PBMs’ power to steer patients to their own pharmacies is one issue the Federal Trade Commission is investigating as part of an ongoing probe into the industry.

GoodRx fees. The problems don’t end there. The PBMs using GoodRx are collecting fees that may violate multiple states’ “clawback” bans and a unique Tennessee law that prohibits PBMs from reimbursing drugstores below acquisition costs, the Tennessee pharmacist and an industry representative warned.

Under the original GoodRx model, when a patient goes outside the insurance system to buy a prescription, the pharmacist adds a PBM fee to the price paid by the customer and sends the fee payment back to the benefit manager whose rate was used. The PBM then shares a portion of the fee with GoodRx. According to its latest financial filing, this fee-sharing made up 73% of GoodRx’s nearly $554 million in revenue during the first nine months of 2023.

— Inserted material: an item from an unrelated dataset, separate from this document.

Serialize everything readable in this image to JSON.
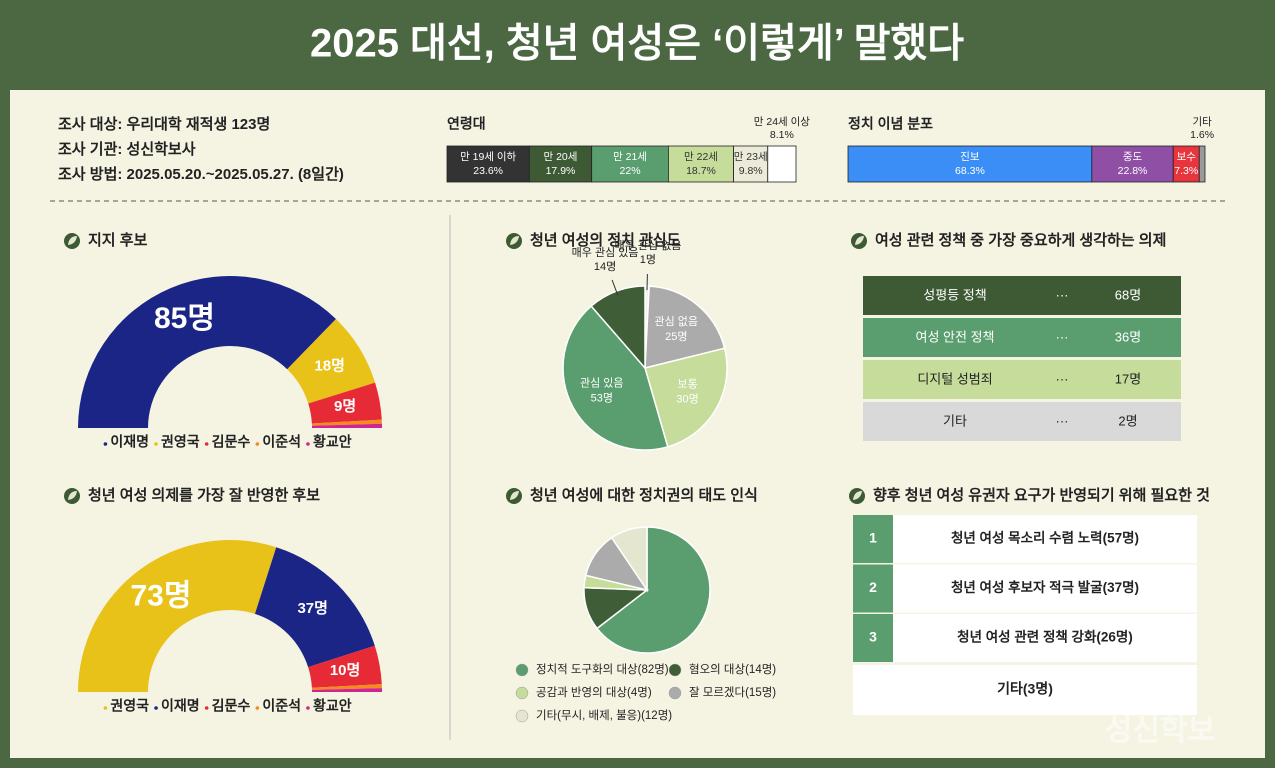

Because these sales occur outside the insurance system, the fees aren’t regulated by rules that 21 states have enacted to prevent benefit managers from charging patients more than the total cost of the drug and then keeping the difference as profit, known as a clawback. But now that GoodRx is embedded in the PBMs’ drug benefit plans, pharmacy experts believe the fees are defying those state laws.

Receipts that different pharmacists shared with The Capitol Forum show that claims diverted to GoodRx result in at least a $5.50 fee per prescription.

A pharmacy industry representative told The Capitol Forum on the condition of anonymity that there are discussions with state lawmakers to introduce legislation that would make sure the clawback bans extend to PBMs diverting claims to GoodRx and similar discounting companies.

Meanwhile, in Tennessee, Governor Bill Lee signed a measure in 2022 that requires PBMs to reimburse pharmacies at least the cost of the drug, plus a roughly $12 dispensing fee for low-volume drugstores, defined as those that fill less than 65,000 prescriptions annually.

The Tennessee pharmacist who spoke to The Capitol Forum said that GoodRx, especially when accounting for the PBM fees, doesn’t always reimburse at this level. It’s not required to do so, he explained, because such discount card programs aren’t considered insurance and thus don’t fall under the 2022 law. But now that PBMs are using GoodRx within their drug benefit plans, he believes the law should apply.

“This further cannibalizes the profitability of the pharmacy and jeopardizes the sustainability of the independent pharmacy,” he warned.